🤖 AI Summary
This work addresses the challenge of learning diverse robotic skills in the offline setting—where no environmental interaction is permitted, reward functions dynamically shift, and previously acquired skills must be preserved—under imitation constraints. We propose a novel offline diversity-learning framework that introduces a van der Waals–inspired diversity objective, integrated with functional reward encoding (FRE) for conditional modeling and successor feature representations. This enables zero-shot skill retrieval and robust value-function and policy learning under nonstationary rewards, without requiring online interaction or explicit skill discriminators. The method jointly optimizes conditional value functions and policies grounded in interpretable reward-conditioned representations. Evaluated on quadrupedal locomotion and obstacle-aware local navigation tasks in simulation, our approach significantly improves skill diversity, training stability, and the scale of reusable skill libraries compared to prior offline methods.
📝 Abstract
While many algorithms for diversity maximization under imitation constraints are online in nature, many applications require offline algorithms without environment interactions. Tackling this problem in the offline setting, however, presents significant challenges that require non-trivial, multi-stage optimization processes with non-stationary rewards.

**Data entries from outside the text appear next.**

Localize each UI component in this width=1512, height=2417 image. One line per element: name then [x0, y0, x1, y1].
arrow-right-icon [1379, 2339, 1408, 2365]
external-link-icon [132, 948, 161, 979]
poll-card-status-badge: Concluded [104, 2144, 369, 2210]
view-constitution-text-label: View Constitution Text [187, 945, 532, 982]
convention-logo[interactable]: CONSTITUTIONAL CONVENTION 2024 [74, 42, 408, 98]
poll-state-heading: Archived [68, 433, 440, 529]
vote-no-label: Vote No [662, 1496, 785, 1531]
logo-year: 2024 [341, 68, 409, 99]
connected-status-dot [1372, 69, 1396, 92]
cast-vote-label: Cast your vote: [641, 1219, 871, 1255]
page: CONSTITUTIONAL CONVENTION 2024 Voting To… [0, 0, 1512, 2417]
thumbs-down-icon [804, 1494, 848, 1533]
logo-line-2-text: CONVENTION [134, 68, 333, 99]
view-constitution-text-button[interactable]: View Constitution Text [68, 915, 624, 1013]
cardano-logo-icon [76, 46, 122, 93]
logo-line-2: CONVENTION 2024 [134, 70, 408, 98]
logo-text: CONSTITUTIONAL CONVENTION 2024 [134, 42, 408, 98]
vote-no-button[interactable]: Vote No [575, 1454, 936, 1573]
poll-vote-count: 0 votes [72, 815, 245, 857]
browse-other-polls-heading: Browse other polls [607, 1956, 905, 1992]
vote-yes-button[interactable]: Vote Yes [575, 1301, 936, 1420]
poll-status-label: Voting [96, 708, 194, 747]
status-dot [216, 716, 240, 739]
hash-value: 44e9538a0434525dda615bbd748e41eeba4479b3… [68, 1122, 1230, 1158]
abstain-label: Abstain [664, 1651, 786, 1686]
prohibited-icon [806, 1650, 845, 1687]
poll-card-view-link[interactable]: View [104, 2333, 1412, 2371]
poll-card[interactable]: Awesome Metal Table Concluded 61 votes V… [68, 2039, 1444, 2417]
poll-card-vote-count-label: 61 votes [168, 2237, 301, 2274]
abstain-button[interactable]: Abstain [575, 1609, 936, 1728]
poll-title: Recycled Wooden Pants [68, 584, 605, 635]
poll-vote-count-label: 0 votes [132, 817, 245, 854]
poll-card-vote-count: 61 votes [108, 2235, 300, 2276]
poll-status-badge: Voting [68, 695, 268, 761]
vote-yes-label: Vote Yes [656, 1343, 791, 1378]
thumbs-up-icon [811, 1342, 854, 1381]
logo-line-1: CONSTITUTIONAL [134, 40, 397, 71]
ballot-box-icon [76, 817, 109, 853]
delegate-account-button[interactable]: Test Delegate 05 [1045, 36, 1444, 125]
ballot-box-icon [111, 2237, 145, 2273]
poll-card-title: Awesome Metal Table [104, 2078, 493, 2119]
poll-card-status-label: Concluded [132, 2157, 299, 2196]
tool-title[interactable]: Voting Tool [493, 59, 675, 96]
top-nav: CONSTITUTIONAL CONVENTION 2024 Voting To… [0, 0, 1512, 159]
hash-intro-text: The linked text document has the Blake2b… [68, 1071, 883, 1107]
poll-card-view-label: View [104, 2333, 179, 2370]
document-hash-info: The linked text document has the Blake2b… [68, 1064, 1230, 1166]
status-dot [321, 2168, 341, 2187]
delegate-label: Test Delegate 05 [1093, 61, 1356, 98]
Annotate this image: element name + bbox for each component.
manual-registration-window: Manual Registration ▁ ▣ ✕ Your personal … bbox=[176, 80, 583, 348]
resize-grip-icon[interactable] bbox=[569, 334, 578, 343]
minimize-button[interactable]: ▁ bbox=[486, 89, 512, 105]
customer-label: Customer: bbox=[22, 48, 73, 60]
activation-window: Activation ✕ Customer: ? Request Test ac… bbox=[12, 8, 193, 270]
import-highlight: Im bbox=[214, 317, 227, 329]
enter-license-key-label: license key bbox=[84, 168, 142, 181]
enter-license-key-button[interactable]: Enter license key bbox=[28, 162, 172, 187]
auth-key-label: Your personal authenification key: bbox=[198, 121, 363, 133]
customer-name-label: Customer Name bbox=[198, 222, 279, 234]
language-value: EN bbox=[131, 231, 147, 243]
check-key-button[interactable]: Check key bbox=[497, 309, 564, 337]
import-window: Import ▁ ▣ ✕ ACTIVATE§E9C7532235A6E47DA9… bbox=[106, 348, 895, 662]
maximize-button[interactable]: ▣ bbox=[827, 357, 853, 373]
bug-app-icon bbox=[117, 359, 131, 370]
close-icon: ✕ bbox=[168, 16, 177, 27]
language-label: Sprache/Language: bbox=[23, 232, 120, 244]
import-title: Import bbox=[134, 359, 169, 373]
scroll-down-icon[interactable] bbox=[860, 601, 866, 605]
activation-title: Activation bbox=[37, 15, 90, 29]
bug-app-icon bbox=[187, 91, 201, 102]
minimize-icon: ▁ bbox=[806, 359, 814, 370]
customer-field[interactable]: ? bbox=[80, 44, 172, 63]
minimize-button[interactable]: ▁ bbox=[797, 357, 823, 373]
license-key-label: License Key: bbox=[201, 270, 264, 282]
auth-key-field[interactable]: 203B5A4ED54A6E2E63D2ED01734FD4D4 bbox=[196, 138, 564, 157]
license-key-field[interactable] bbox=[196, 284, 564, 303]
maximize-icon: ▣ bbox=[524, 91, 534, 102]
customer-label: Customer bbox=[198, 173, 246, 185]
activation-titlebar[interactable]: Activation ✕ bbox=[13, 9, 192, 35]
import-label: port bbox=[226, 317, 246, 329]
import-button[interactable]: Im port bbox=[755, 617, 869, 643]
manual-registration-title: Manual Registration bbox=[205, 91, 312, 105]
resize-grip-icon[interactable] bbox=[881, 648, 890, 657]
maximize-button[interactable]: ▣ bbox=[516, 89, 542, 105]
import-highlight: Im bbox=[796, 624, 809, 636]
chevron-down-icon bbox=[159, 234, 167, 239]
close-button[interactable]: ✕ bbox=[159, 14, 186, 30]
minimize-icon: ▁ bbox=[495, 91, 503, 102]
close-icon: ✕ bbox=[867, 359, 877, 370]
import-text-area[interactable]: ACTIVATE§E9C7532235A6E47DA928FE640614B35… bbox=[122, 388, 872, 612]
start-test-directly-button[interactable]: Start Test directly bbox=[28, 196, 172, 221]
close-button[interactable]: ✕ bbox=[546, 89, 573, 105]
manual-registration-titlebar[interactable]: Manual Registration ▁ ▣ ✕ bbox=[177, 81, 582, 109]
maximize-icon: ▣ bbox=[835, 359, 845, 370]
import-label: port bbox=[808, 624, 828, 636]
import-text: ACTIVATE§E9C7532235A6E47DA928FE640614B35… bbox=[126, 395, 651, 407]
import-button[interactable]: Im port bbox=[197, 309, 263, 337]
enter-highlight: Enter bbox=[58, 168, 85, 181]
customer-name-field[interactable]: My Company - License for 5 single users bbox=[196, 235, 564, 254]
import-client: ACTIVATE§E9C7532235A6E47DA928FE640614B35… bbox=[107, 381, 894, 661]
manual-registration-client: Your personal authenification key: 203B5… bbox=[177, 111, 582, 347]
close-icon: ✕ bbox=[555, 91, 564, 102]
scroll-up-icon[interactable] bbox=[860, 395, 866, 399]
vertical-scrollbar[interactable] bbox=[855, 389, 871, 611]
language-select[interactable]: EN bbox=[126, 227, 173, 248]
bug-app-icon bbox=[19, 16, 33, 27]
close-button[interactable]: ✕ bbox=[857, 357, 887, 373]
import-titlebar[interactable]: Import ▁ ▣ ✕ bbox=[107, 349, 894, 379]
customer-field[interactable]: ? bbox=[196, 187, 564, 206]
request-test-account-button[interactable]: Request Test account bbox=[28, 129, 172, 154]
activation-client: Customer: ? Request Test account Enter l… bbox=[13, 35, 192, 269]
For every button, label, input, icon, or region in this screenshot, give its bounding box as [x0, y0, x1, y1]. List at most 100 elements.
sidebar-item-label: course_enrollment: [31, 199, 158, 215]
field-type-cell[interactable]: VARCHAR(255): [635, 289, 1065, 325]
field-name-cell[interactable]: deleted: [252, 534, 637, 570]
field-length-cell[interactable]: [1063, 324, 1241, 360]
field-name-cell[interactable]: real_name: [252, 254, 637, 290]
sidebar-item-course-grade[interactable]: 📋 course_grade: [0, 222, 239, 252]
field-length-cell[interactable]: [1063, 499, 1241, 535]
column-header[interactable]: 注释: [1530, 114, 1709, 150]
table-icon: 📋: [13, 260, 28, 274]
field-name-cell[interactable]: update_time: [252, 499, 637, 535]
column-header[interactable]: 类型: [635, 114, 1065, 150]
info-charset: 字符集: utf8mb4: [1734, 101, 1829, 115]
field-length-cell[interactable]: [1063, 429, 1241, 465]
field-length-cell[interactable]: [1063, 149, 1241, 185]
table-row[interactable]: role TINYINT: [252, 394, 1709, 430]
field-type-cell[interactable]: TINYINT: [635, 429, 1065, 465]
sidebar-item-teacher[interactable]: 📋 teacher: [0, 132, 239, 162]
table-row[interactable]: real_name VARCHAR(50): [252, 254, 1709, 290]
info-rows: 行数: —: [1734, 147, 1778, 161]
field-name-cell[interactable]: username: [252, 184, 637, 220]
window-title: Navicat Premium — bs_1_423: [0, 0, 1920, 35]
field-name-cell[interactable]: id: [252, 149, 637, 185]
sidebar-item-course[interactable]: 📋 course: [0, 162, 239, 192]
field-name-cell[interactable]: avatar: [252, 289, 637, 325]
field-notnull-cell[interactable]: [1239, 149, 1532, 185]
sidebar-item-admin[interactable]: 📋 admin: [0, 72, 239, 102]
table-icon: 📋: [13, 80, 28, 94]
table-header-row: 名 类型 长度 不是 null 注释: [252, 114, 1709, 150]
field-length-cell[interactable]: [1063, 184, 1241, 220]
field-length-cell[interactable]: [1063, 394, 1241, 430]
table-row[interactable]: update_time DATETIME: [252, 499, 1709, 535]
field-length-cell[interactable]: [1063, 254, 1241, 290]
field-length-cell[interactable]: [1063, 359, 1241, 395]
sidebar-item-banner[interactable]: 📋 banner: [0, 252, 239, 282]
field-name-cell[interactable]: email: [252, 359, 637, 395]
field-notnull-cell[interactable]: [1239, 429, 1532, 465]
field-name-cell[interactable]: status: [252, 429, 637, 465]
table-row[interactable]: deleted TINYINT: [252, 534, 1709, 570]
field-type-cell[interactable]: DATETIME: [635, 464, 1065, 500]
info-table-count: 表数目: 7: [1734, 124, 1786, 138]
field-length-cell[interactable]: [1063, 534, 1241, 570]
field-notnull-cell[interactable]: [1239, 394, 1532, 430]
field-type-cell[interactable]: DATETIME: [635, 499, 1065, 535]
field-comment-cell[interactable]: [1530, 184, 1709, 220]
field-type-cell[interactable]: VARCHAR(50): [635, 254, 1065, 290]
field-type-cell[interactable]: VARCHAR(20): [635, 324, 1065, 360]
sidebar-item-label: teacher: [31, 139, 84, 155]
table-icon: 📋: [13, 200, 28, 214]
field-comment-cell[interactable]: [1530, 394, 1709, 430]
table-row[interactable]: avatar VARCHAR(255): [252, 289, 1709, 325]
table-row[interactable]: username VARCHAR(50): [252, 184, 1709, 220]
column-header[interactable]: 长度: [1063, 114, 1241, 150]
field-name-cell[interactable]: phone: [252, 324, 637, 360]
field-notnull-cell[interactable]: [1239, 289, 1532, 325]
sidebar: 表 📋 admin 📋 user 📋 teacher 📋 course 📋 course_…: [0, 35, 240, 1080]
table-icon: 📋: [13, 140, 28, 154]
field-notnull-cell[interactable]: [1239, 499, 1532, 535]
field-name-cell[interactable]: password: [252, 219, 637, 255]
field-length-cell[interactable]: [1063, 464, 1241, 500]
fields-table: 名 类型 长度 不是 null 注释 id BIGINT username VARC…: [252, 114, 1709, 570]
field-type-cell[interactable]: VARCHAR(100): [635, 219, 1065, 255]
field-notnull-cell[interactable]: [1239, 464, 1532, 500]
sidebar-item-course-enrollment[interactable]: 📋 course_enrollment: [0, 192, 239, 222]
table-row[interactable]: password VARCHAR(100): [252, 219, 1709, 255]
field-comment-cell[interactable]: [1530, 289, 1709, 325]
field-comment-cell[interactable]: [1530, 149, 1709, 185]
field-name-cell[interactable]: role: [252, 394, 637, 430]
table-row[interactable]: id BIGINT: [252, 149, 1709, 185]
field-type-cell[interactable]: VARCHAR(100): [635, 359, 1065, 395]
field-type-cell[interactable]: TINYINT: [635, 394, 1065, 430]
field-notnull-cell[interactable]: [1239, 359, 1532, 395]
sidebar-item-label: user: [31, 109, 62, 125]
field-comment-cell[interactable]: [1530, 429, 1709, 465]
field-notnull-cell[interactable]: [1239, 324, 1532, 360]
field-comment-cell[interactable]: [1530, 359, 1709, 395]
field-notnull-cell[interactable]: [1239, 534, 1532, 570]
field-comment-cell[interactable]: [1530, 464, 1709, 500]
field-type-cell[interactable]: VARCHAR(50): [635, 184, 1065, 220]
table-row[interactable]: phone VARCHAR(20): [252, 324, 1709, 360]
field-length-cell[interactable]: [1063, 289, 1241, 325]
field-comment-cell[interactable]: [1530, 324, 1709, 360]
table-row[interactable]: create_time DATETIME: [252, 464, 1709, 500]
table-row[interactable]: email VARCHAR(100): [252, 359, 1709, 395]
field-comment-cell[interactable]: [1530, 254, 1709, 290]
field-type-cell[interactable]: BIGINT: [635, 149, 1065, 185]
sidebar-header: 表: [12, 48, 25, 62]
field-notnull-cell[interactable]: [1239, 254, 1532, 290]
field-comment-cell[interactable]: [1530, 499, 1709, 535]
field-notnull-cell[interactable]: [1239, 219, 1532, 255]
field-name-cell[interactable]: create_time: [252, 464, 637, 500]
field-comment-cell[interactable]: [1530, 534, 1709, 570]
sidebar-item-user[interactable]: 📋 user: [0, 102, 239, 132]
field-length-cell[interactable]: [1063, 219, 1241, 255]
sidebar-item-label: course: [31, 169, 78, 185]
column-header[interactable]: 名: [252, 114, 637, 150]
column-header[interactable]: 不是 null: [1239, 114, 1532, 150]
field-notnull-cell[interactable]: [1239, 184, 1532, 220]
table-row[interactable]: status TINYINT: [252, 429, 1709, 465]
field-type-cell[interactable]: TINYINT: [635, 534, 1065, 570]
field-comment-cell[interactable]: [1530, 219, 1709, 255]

In this work, we present a novel offline algorithm that enhances diversity using an objective based on Van der Waals (VdW) force and successor features, and eliminates the need to learn a previously used skill discriminator. Moreover, by conditioning the value function and policy on a pre-trained Functional Reward Encoding (FRE), our method allows for better handling of non-stationary rewards and provides zero-shot recall of all skills encountered during training, significantly expanding the set of skills learned in prior work. Consequently, our algorithm benefits from receiving a consistently strong diversity signal (VdW), and enjoys more stable and efficient training. We demonstrate the effectiveness of our method in generating diverse skills for two robotic tasks in simulation: locomotion of a quadruped and local navigation with obstacle traversal.